L’Unione Sindacale Italiana Poliziotti ritiene che sia arrivato il momento che l’Amministrazione si assuma le proprie responsabilità in ordine al rispetto degli aspetti normativi, che non deve semplicemente estrinsecarsi nell’avere le carte in regola ma nel tenere un atteggiamento concretamente virtuoso, mettendo al centro il rispetto della dignità umana di ogni singolo poliziotto.
Tenere un atteggiamento concretamente virtuoso, significa anche dare la possibilità al poliziotto di poter usufruire di centri d’ascolto con psicologi qualificati che siano da specifico supporto per tutti coloro che attraversano questi periodi di crisi, insomma sarebbe bene che l’Amministrazione passi dalle parole ai fatti, facendosi anche promotrice, presso le sedi politiche competenti, di specifici interventi normativi, perché invero anche le Istituzioni politiche su tutto quanto il problema hanno specifiche responsabilità.
Assistiamo giornalmente, da ogni parte politica, a continui elogi a favore delle Forze dell’Ordine ma poi concretamente ci si applica ben poco per risolvere i problemi; il nostro è un mestiere delicato, un mestiere che richiede saldezza di nervi, equilibrio, invece di fare solo propagande elettorali bisogna che la politica si soffermi sul fatto che un poliziotto non può avere il tarlo di come arrivare alla fine del mese, come non può vivere sotto costante pressione a causa di servizi d’istituto sempre più impegnativi, tenendo peraltro in conto dell’elevatissima età media che si riscontra tra il personale della Polizia di Stato; tutto questo porta inevitabilmente ad una mancanza di serenità e quindi potenzialmente anche alla perdita di quell’equilibrio che un poliziotto dovrebbe sempre avere.

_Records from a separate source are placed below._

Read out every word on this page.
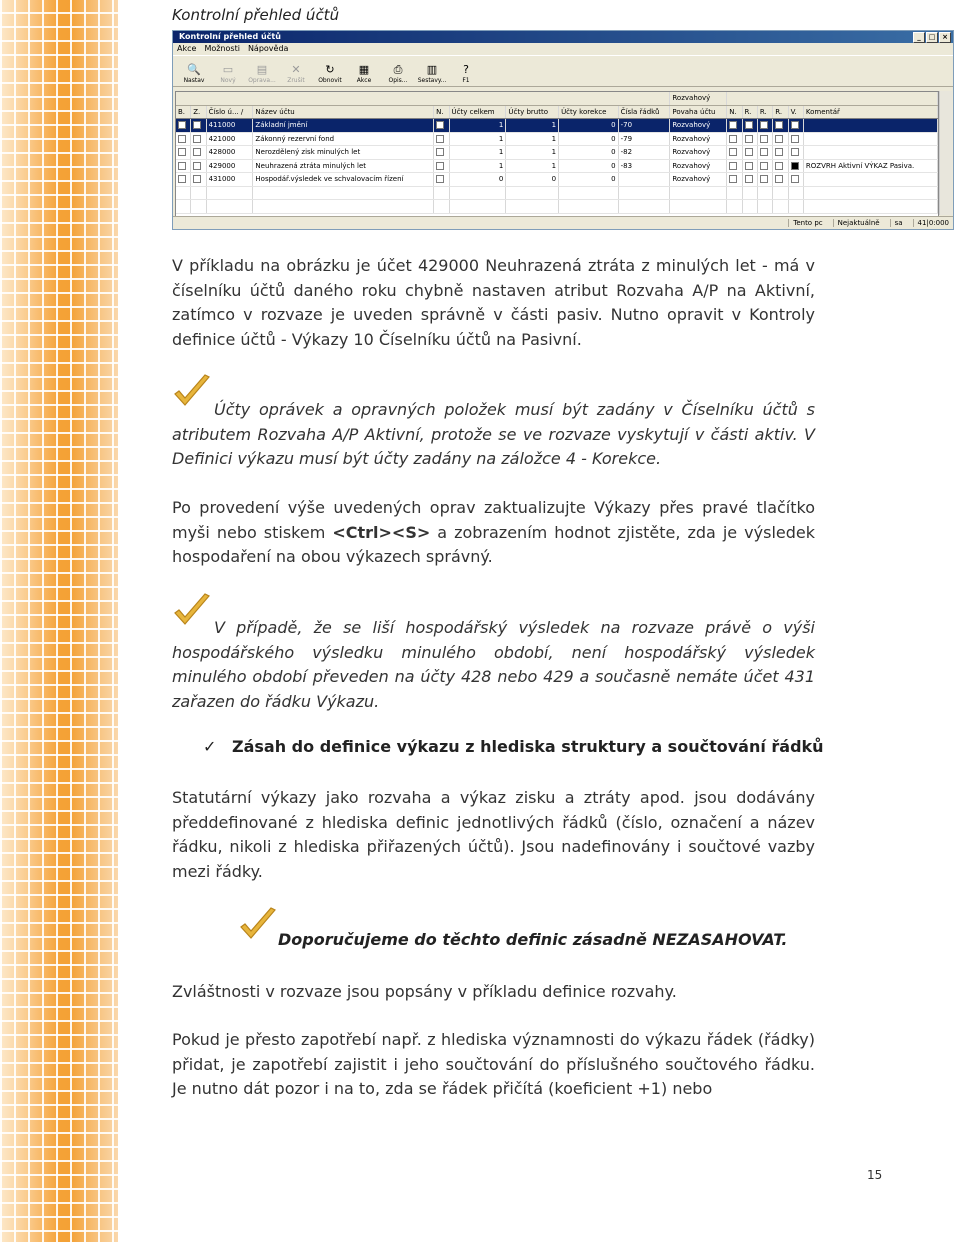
Kontrolní přehled účtů
Kontrolní přehled účtů	_	□ ×
Akce Možnosti Nápověda
🔍
Nastav
▭
Nový
▤
Oprava...
✕
Zrušit
↻
Obnovit
▦
Akce
⎙
Opis...
▥
Sestavy...
?
F1
									Rozvahový						
B.	Z.	Číslo ú... /	Název účtu	N.	Účty celkem	Účty brutto	Účty korekce	Čísla řádků	Povaha účtu	N.	R.	R.	R.	V.	Komentář
		411000	Základní jmění		1	1	0	-70	Rozvahový						
		421000	Zákonný rezervní fond		1	1	0	-79	Rozvahový						
		428000	Nerozdělený zisk minulých let		1	1	0	-82	Rozvahový						
		429000	Neuhrazená ztráta minulých let		1	1	0	-83	Rozvahový						ROZVRH Aktivní VÝKAZ Pasiva.
		431000	Hospodář.výsledek ve schvalovacím řízení		0	0	0		Rozvahový						

Tento pc	Nejaktuálně	sa	41|0:000
V příkladu na obrázku je účet 429000 Neuhrazená ztráta z minulých let - má v číselníku účtů daného roku chybně nastaven atribut Rozvaha A/P na Aktivní, zatímco v rozvaze je uveden správně v části pasiv. Nutno opravit v Kontroly definice účtů - Výkazy 10 Číselníku účtů na Pasivní.
Účty oprávek a opravných položek musí být zadány v Číselníku účtů s atributem Rozvaha A/P Aktivní, protože se ve rozvaze vyskytují v části aktiv. V Definici výkazu musí být účty zadány na záložce 4 - Korekce.
Po provedení výše uvedených oprav zaktualizujte Výkazy přes pravé tlačítko myši nebo stiskem <Ctrl><S> a zobrazením hodnot zjistěte, zda je výsledek hospodaření na obou výkazech správný.
V případě, že se liší hospodářský výsledek na rozvaze právě o výši hospodářského výsledku minulého období, není hospodářský výsledek minulého období převeden na účty 428 nebo 429 a současně nemáte účet 431 zařazen do řádku Výkazu.
✓ Zásah do definice výkazu z hlediska struktury a součtování řádků
Statutární výkazy jako rozvaha a výkaz zisku a ztráty apod. jsou dodávány předdefinované z hlediska definic jednotlivých řádků (číslo, označení a název řádku, nikoli z hlediska přiřazených účtů). Jsou nadefinovány i součtové vazby mezi řádky.
Doporučujeme do těchto definic zásadně NEZASAHOVAT.
Zvláštnosti v rozvaze jsou popsány v příkladu definice rozvahy.
Pokud je přesto zapotřebí např. z hlediska významnosti do výkazu řádek (řádky) přidat, je zapotřebí zajistit i jeho součtování do příslušného součtového řádku. Je nutno dát pozor i na to, zda se řádek přičítá (koeficient +1) nebo
15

Questo è ciò che la USIP ritiene utile, anzi indispensabile, per cercare d’arginare il problema.
Rimanendo quindi in attesa che la politica, quella seria non populista, faccia la sua parte, ci attendiamo nel frattempo che la nostra Amministrazione, a beneficio e garanzia dei propri dipendenti, faccia la sua di parte, nella certezza che in ogni caso la USIP rimarrà vigile e farà da sentinella per salvaguardare la dignità umana dei poliziotti che troppo spesso vengono lasciati al proprio destino.